WebNovelYou...60.00%

February 23rd

Don't thank me, or tell me you're sorry, or even to hold on.

I'm not hurting.

I needed time. That's what I meant by "I don't know".

I can understand that this answer is not what you expected, given you've sent me some that put me in some uncomfortable situations or states.

You seem surprised by how moved I am even though I told you more and more often about the effect you had on me.

Please, don't act as if you just discovered it.

If you truly realize this now, we were both blind and deaf.

Don't pretend to have a role or a power you don't have.

Don't take this dramatic apocalyptic tone.

I am in peace.

I don't know if I can see you knowing that the door is closed.

I don't want to see you if I must prevent myself from having gestures I would naturally have if you were single or if things hadn't changed.

I like spending time with you, even as friends, and I want to keep on talking to you and writing to you, about daily or crazy things, but there will be an obstacle, and I don't know what effect it will have on me.

I will be perfectly able to spend a casual, unequivocal moment with you.

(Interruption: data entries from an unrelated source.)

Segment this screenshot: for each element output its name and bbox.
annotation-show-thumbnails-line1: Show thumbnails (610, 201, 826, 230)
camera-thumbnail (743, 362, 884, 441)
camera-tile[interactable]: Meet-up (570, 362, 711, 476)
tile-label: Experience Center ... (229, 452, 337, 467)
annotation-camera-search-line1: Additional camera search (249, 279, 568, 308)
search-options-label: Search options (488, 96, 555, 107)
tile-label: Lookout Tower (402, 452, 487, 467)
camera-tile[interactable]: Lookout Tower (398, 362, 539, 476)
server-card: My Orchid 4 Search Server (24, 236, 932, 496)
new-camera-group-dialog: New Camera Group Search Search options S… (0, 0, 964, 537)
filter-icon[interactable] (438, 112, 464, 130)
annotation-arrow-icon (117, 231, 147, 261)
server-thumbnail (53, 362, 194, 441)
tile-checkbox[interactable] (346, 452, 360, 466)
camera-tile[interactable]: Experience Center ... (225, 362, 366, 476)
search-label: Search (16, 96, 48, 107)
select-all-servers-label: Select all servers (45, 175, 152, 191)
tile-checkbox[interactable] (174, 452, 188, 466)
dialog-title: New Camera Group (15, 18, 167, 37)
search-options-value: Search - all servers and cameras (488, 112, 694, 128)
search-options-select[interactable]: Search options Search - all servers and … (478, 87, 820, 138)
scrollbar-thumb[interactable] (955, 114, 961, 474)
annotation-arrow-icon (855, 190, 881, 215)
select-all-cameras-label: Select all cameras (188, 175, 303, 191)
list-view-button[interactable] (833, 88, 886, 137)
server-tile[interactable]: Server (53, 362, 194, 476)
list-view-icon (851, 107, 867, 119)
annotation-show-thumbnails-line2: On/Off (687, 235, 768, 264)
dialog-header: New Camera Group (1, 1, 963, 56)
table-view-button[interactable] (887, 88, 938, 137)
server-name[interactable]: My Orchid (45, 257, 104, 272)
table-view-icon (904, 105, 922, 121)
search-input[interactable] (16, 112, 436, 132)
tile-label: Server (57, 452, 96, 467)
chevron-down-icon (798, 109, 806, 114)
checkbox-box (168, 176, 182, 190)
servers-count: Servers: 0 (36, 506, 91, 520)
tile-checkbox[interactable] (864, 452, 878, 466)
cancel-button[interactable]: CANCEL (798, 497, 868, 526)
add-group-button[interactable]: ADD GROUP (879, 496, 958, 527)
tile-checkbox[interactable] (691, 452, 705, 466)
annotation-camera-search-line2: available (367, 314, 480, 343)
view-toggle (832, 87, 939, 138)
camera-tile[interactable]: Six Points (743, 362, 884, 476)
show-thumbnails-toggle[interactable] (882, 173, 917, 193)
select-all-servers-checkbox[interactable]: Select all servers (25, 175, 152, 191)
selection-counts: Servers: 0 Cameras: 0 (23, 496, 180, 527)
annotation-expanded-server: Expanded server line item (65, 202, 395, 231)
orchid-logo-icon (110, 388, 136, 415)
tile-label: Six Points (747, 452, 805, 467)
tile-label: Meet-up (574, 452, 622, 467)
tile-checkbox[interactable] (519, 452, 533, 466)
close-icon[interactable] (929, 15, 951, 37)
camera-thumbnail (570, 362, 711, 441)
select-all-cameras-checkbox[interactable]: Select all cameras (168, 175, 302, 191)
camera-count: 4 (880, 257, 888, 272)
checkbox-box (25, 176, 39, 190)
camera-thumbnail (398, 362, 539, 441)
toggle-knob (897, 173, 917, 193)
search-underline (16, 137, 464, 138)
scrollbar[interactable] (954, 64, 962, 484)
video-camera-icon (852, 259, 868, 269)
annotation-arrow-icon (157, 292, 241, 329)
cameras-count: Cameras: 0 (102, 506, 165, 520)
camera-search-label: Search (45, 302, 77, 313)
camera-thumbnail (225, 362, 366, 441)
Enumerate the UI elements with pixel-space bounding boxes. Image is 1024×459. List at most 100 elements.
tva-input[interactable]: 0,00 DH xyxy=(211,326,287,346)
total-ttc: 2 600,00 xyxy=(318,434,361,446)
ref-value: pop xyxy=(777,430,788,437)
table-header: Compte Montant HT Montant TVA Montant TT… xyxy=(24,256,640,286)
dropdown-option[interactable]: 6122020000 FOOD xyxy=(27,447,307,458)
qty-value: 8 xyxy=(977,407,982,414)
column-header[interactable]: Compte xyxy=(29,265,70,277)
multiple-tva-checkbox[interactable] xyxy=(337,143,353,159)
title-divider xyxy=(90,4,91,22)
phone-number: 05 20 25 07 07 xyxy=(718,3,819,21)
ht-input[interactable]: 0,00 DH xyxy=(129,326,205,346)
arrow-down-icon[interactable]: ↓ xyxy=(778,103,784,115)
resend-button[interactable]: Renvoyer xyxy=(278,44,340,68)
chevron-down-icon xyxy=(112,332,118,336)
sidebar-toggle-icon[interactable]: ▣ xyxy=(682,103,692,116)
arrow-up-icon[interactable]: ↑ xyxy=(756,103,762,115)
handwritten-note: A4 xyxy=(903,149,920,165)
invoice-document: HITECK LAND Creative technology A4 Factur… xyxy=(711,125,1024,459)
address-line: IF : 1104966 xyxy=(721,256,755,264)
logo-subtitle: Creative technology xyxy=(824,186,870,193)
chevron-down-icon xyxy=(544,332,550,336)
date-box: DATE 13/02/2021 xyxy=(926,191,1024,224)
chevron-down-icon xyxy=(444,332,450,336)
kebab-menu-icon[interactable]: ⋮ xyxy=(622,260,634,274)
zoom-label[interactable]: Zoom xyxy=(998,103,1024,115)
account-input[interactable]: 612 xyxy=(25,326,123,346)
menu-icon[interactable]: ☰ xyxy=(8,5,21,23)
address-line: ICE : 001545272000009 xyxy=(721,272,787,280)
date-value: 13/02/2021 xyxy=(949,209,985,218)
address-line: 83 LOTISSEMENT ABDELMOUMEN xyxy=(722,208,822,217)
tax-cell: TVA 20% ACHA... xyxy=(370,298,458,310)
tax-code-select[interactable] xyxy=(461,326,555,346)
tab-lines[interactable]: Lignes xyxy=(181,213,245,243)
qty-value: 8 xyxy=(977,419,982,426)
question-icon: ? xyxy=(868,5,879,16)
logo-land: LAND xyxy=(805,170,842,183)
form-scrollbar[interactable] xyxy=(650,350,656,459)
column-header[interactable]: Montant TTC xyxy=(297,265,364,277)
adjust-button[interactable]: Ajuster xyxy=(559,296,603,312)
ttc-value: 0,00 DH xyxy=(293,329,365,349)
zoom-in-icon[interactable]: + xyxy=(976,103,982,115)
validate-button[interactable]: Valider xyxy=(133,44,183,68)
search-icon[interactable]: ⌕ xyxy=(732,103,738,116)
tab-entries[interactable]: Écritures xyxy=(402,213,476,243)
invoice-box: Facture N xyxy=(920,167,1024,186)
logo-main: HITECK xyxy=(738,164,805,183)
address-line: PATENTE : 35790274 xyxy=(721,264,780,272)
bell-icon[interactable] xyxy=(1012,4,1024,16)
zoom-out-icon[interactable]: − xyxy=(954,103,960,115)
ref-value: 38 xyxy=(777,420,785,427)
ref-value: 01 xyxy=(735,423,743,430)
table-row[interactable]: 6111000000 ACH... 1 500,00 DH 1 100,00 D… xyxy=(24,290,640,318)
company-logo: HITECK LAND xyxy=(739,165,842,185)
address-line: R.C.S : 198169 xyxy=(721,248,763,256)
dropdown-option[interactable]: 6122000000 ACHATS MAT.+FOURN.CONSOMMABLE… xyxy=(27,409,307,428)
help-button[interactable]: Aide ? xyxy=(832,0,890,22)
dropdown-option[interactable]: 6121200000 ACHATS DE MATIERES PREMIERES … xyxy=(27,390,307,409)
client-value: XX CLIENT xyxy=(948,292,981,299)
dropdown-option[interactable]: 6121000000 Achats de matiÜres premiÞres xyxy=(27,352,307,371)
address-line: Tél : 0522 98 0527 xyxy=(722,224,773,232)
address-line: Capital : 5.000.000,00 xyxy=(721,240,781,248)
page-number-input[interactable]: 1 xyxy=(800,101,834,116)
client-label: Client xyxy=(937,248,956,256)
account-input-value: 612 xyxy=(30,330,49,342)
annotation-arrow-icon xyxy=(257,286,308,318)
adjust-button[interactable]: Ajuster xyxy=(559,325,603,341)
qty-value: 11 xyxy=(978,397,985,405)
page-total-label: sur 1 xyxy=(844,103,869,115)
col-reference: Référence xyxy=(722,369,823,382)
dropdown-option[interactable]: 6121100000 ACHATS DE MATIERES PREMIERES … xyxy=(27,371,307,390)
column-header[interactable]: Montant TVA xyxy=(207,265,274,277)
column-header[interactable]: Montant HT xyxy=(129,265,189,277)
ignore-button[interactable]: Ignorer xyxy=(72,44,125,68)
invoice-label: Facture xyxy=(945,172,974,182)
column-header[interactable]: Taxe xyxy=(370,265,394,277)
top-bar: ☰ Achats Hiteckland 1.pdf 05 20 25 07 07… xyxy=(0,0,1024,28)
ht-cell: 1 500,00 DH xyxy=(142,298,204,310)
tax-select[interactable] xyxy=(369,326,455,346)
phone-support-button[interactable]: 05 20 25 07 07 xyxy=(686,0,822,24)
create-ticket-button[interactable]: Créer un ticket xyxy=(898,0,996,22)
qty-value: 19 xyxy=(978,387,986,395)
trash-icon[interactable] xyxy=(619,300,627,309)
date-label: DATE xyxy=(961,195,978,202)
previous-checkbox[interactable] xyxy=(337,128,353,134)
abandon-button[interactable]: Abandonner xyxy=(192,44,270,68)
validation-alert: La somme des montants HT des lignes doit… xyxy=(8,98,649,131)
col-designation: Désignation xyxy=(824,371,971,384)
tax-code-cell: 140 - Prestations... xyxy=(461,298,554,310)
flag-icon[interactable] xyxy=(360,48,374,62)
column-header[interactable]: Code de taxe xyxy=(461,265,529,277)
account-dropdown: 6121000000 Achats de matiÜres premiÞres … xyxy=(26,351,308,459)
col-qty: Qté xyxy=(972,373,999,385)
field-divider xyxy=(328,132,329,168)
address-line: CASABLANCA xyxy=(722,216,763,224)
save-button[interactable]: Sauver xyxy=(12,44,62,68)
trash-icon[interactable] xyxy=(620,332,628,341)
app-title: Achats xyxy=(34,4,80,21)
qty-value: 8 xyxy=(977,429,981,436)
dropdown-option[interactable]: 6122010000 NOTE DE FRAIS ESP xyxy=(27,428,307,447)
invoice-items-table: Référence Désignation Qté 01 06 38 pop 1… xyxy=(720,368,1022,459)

I won't have any difficulty staying away from you, but I will know I have to.

Won't this impede how things are between us?

I am only making hypotheses since it never happened (yet).

So, I can't answer anything but "I don't know".

Neither do I know what you think.

You only speak of me, of how I might want to see you and be able to do so.

I don't know if you really want to see me again, if that'd make you happy and if you'd do it because you enjoy my company or simply because you want to be polite.

I don't know if you'd miss me if we didn't see each other again.

I don't know if and how you're impacted when I'm here and when I'm not.

I thought my sincere and vague answer would leave you indifferent.

I didn't want to wait days before answering, so I didn't bother to say more.

I didn't even think that you might want or need me to say more.

**

You reversed the roles and got the upper hand again.

I started to write to you on another page, on another tone.

You didn't like it. You didn't say anything, or barely anything.

I don't like your superior air nor the words you use to apologize.

I hear everything but an apology. I hear you from the heights, far above me. I hear that you want to be right, that you want to win.

You didn't give me enough time either.

I needed time.

I needed to let it do its job, follow its course, let me become mature, follow my interieur path, but you needed an answer. You couldn't wait.

We're as patient as we're simple…

I know what it's like to be impatient, misunderstood, read.

You pushed me to tell you, to go along with you and to answer you.

I didn't think. I told you the words that were in my heart. You saw me whole and sincere as always, as you wanted.

I wasn't polite. I told you everything. I won't hold anything back anymore, whether you like it or not.